In The Media

Fearing a flood of steel, Canada bolsters borders to avoid becoming world’s dumping ground

by Naomi Powell (feat. John Weekes)

Financial Post
March 27, 2018

Canadian steel producers, government officials and other stakeholders are giving the Canada Border Services Agency extra powers and have formed an urgent working group tasked with heading off a possible flood of foreign steel into Canada as a result of tariffs imposed by the United States.

Canada is among the six countries that secured exemptions from U.S. President Donald Trump’s tariffs of 25 per cent on steel and 10 per cent on aluminum, which came into effect Friday. But domestic producers remain concerned that the tariffs will prompt a diversion of steel from foreign producers into the Canadian market.

The newly formed committee, which will meet in Ottawa for the first time Wednesday, will discuss strategies for improved monitoring and enforcement of trade laws, said Joe Galimberti, president of the Canadian Steel Producers Association (CSPA).

“We’re coming together out of a recognition that these are extraordinary times,” he said. “We don’t have a blanket tariff (on imports) like the United States so there is a risk of imported steel which was bound for the U.S. being diverted into Canada’s domestic market. This is something we have discussed with the government extensively and look for the government to address very, very seriously with the tools at their disposal.”

The “steel trade monitoring committee” will include representatives from federal, provincial and territorial governments as well from labour unions and the steel industry, Finance Canada said in an emailed statement.

Canada Border Services Agency is being granted extra powers to identify businesses that try to dodge import duties and more flexibility to determine whether prices in countries of origin are reliable or distorted.

Beginning in mid-April, unions will also be allowed to take part in trade-remedy proceedings, including at the Canadian International Trade Tribunal, into whether foreign exports hurt domestic producers.

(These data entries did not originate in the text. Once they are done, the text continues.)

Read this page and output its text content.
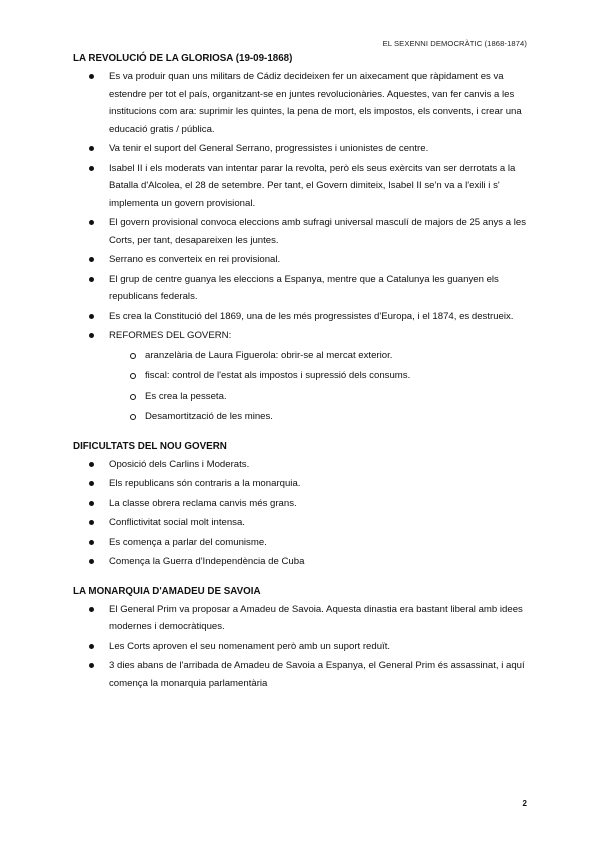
EL SEXENNI DEMOCRÀTIC (1868-1874)
LA REVOLUCIÓ DE LA GLORIOSA (19-09-1868)
Es va produir quan uns militars de Cádiz decideixen fer un aixecament que ràpidament es va estendre per tot el país, organitzant-se en juntes revolucionàries. Aquestes, van fer canvis a les institucions com ara: suprimir les quintes, la pena de mort, els impostos, els convents, i crear una educació gratis / pública.
Va tenir el suport del General Serrano, progressistes i unionistes de centre.
Isabel II i els moderats van intentar parar la revolta, però els seus exèrcits van ser derrotats a la Batalla d'Alcolea, el 28 de setembre. Per tant, el Govern dimiteix, Isabel II se'n va a l'exili i s' implementa un govern provisional.
El govern provisional convoca eleccions amb sufragi universal masculí de majors de 25 anys a les Corts, per tant, desapareixen les juntes.
Serrano es converteix en rei provisional.
El grup de centre guanya les eleccions a Espanya, mentre que a Catalunya les guanyen els republicans federals.
Es crea la Constitució del 1869, una de les més progressistes d'Europa, i el 1874, es destrueix.
REFORMES DEL GOVERN:
aranzelària de Laura Figuerola: obrir-se al mercat exterior.
fiscal: control de l'estat als impostos i supressió dels consums.
Es crea la pesseta.
Desamortització de les mines.
DIFICULTATS DEL NOU GOVERN
Oposició dels Carlins i Moderats.
Els republicans són contraris a la monarquia.
La classe obrera reclama canvis més grans.
Conflictivitat social molt intensa.
Es comença a parlar del comunisme.
Comença la Guerra d'Independència de Cuba
LA MONARQUIA D'AMADEU DE SAVOIA
El General Prim va proposar a Amadeu de Savoia. Aquesta dinastia era bastant liberal amb idees modernes i democràtiques.
Les Corts aproven el seu nomenament però amb un suport reduït.
3 dies abans de l'arribada de Amadeu de Savoia a Espanya, el General Prim és assassinat, i aquí comença la monarquia parlamentària
2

A similar group to address trade in the aluminum industry will also be established, the department said, noting the importance of working collaboratively to share information on trade and “ensure the government can act to address potential steel diversion.”

Canada is a trading nation, and we will not allow North American industries to be hurt or threatened by unfair trade practices, like the diversion of steel and aluminum, Prime Minister Justin Trudeau said in a statement. “Our businesses and workers rely on our integrated industries, and we will take strong action to defend and protect our most important trade relationships. Canada will not be used as a backdoor into other North American markets.”

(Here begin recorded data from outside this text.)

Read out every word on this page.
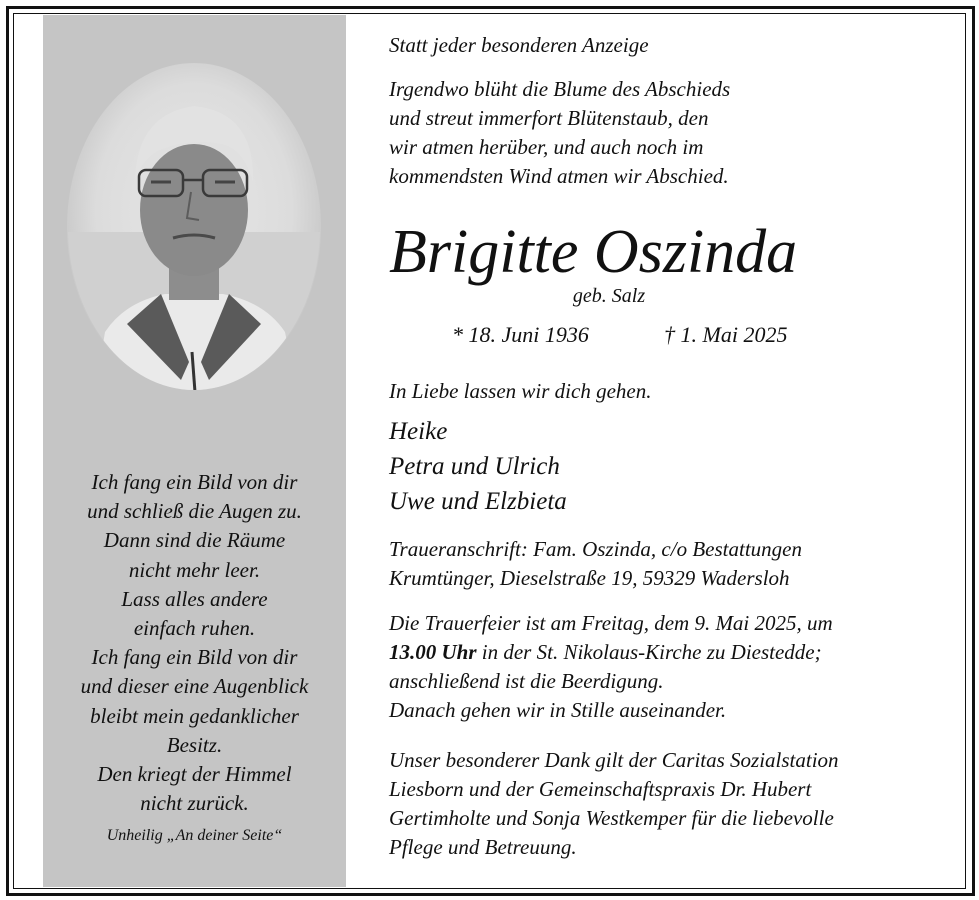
Ich fang ein Bild von dir
und schließ die Augen zu.
Dann sind die Räume
nicht mehr leer.
Lass alles andere
einfach ruhen.
Ich fang ein Bild von dir
und dieser eine Augenblick
bleibt mein gedanklicher
Besitz.
Den kriegt der Himmel
nicht zurück.
Unheilig „An deiner Seite“
Statt jeder besonderen Anzeige
Irgendwo blüht die Blume des Abschieds
und streut immerfort Blütenstaub, den
wir atmen herüber, und auch noch im
kommendsten Wind atmen wir Abschied.
Brigitte Oszinda
geb. Salz
* 18. Juni 1936	† 1. Mai 2025
In Liebe lassen wir dich gehen.
Heike
Petra und Ulrich
Uwe und Elzbieta
Traueranschrift: Fam. Oszinda, c/o Bestattungen
Krumtünger, Dieselstraße 19, 59329 Wadersloh
Die Trauerfeier ist am Freitag, dem 9. Mai 2025, um
13.00 Uhr in der St. Nikolaus-Kirche zu Diestedde;
anschließend ist die Beerdigung.
Danach gehen wir in Stille auseinander.
Unser besonderer Dank gilt der Caritas Sozialstation
Liesborn und der Gemeinschaftspraxis Dr. Hubert
Gertimholte und Sonja Westkemper für die liebevolle
Pflege und Betreuung.
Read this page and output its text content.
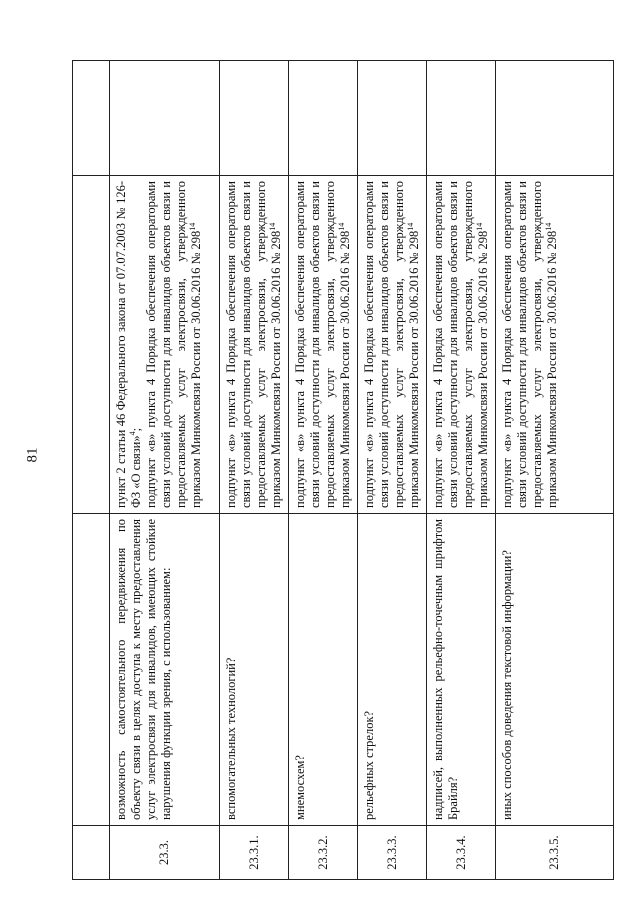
81

23.3.	возможность самостоятельного передвижения по объекту связи в целях доступа к месту предоставления услуг электросвязи для инвалидов, имеющих стойкие нарушения функции зрения, с использованием:	пункт 2 статьи 46 Федерального закона от 07.07.2003 № 126-ФЗ «О связи»$^4$;
подпункт «в» пункта 4 Порядка обеспечения операторами связи условий доступности для инвалидов объектов связи и предоставляемых услуг электросвязи, утвержденного приказом Минкомсвязи России от 30.06.2016 № $298^{14}$	
23.3.1.	вспомогательных технологий?	подпункт «в» пункта 4 Порядка обеспечения операторами связи условий доступности для инвалидов объектов связи и предоставляемых услуг электросвязи, утвержденного приказом Минкомсвязи России от 30.06.2016 № $298^{14}$	
23.3.2.	мнемосхем?	подпункт «в» пункта 4 Порядка обеспечения операторами связи условий доступности для инвалидов объектов связи и предоставляемых услуг электросвязи, утвержденного приказом Минкомсвязи России от 30.06.2016 № $298^{14}$	
23.3.3.	рельефных стрелок?	подпункт «в» пункта 4 Порядка обеспечения операторами связи условий доступности для инвалидов объектов связи и предоставляемых услуг электросвязи, утвержденного приказом Минкомсвязи России от 30.06.2016 № $298^{14}$	
23.3.4.	надписей, выполненных рельефно-точечным шрифтом Брайля?	подпункт «в» пункта 4 Порядка обеспечения операторами связи условий доступности для инвалидов объектов связи и предоставляемых услуг электросвязи, утвержденного приказом Минкомсвязи России от 30.06.2016 № $298^{14}$	
23.3.5.	иных способов доведения текстовой информации?	подпункт «в» пункта 4 Порядка обеспечения операторами связи условий доступности для инвалидов объектов связи и предоставляемых услуг электросвязи, утвержденного приказом Минкомсвязи России от 30.06.2016 № $298^{14}$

The European Commission initiated a safeguard investigation on Monday in response to the U.S. restrictions on steel and aluminum, stating that its surveillance system had provided evidence that imports of certain steel products have been increasing.

Though it did not say where the imports were coming from, “the trend may be even stronger now that the access to the U.S. market has been limited and steel products from other parts of the world previously destined to the U.S. may be redirected to Europe, disturbing the market and skewing prices,” the commission said in a release.

The investigation, likely to take nine months, could result in “the imposition of import tariffs or quotas that would shield EU producers from excessive imports, if this proves necessary,” the release said.

Government-initiated safeguards are among the measures that the CSPA has already discussed with the government, Galimberti said. The association has not, at this point, asked for a blanket tariff on all steel imports.

“I would not say we are looking to do the same as the EU because our trade remedy system is different, the whole thing is apples and oranges,” he said. “We are having discussions about the government initiating targeted safeguards where appropriate in Canada, or taking targeted trade cases where appropriate.”

World Trade Organization rules allow for countries to take emergency safeguard action against imports if they cause serious injury, said John Weekes, Canada’s former WTO ambassador and chief negotiator on the original NAFTA agreement.

Applying import licensing to a wide range of products rather than waiting for trade statistics, would also be helpful in providing more immediate information on the movement of goods into the country, he said.

“That would be a much surer method of determining what’s happening,” he said.

Meanwhile Trump has ramped up pressure on the renegotiation of the North American Free Trade Agreement, saying Canada and Mexico’s exemptions from the steel and aluminum tariffs will expire May 1 if he’s not satisfied with the talks.

Prime Minister Justin Trudeau spoke with U.S. President Donald Trump by phone Monday, emphasizing the strong measures Canada is taking to address unfair trade in aluminum and steel.